Sebelum operasi pertama dilakukan, ia berkata pada suami, “Saya mau mati. Saya tidak ingin pakaian saya kotor.” Habibie mengantar sang istri membersihkan tubuh. Malam itu Ainun juga memangkas rambutnya. Menyimpannya di dalam kantung dan menyelipkannya di kitab Alquran. “Saya berkata padanya bahwa saya tidak akan meninggalkannya,” tutur Habibie dalam wawancara dengan Tempo pada Desember 2010 .

Terwujudlah perkataan Habibie. Ainun yang pergi meninggalkannya lebih dulu. Habibie membasuh tubuh yang tak bernyawa itu dengan air zam zam. Dari ujung kepala sampai ujung kaki.

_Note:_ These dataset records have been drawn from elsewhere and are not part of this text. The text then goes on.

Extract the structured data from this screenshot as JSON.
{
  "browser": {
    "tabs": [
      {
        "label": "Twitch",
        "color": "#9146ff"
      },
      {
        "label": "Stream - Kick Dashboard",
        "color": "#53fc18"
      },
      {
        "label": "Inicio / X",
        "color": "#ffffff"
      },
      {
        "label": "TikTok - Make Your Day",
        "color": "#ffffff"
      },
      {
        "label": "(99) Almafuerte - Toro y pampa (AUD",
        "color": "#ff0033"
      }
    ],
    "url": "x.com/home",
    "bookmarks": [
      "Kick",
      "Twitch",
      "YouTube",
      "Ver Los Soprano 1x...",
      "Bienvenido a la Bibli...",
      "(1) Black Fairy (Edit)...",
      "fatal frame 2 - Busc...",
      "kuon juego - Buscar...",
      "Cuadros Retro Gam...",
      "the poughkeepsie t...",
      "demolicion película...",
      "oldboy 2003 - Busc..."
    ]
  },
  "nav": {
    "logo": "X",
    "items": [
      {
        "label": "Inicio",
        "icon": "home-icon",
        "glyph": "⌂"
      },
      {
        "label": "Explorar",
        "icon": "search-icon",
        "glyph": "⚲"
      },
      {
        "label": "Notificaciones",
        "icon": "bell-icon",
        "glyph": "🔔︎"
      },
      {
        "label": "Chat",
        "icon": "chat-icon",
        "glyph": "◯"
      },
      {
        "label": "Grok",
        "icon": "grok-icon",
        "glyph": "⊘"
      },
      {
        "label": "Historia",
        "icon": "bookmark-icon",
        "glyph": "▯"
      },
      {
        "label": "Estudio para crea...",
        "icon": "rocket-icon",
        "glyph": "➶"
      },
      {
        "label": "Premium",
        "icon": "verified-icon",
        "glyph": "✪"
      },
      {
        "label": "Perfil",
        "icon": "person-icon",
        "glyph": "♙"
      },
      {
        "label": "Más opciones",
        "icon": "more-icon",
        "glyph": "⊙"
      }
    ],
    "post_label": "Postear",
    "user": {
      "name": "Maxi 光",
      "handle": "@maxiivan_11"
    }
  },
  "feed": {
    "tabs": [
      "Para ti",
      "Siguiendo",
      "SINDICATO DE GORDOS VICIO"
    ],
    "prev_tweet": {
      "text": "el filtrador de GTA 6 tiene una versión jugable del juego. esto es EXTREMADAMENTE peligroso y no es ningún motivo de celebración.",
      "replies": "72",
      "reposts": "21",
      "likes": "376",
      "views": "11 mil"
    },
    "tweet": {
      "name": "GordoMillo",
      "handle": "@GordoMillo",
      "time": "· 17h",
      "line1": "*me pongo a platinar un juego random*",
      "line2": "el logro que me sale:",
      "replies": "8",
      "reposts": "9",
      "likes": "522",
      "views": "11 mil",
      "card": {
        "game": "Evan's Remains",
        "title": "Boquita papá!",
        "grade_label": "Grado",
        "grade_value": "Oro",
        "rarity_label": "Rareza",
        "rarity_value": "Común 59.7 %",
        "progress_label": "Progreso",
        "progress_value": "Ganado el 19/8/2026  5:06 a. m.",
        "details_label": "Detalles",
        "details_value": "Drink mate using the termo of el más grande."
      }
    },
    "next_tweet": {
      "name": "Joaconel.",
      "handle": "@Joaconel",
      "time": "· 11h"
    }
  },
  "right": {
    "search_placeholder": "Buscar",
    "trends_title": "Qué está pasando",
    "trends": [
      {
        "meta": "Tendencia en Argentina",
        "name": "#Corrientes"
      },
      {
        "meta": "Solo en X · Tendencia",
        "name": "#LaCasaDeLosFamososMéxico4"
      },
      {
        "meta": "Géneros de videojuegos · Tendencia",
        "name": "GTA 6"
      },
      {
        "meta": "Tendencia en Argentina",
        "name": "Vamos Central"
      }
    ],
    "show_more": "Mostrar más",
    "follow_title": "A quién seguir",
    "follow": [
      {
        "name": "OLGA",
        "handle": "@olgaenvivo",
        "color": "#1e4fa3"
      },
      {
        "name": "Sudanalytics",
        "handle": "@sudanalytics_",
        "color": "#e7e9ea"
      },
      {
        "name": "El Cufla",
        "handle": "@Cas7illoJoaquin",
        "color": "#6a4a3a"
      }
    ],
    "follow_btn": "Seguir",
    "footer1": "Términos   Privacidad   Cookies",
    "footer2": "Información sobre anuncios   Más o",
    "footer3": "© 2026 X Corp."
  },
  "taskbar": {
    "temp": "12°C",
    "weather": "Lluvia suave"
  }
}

“Saya merasa bersalah. Saya bisa membantu orang lain tetapi tidak bisa menolong istri sendiri,” katanya pada Rosiana Silalahi tujuh tahun setelah sang istri meninggal.

Jenazah dibawa ke Jakarta dan dimakamkan di Taman Makam Pahlawan Kalibata. Setiap hari selama 100 hari pertama, Habibie ziarah ke makam sang isteri. Setiap malam ia tidur ditemani anak dan cucu.

Kehilangan Pelindung

Kepedihan ditinggal istri membuat Habibie menderita penyakit psikosomatis. Dokter berkata, bila Habibie tidak melakukan apapun untuk tubuhnya, ia bisa menyusul Ainun dalam waktu tiga bulan.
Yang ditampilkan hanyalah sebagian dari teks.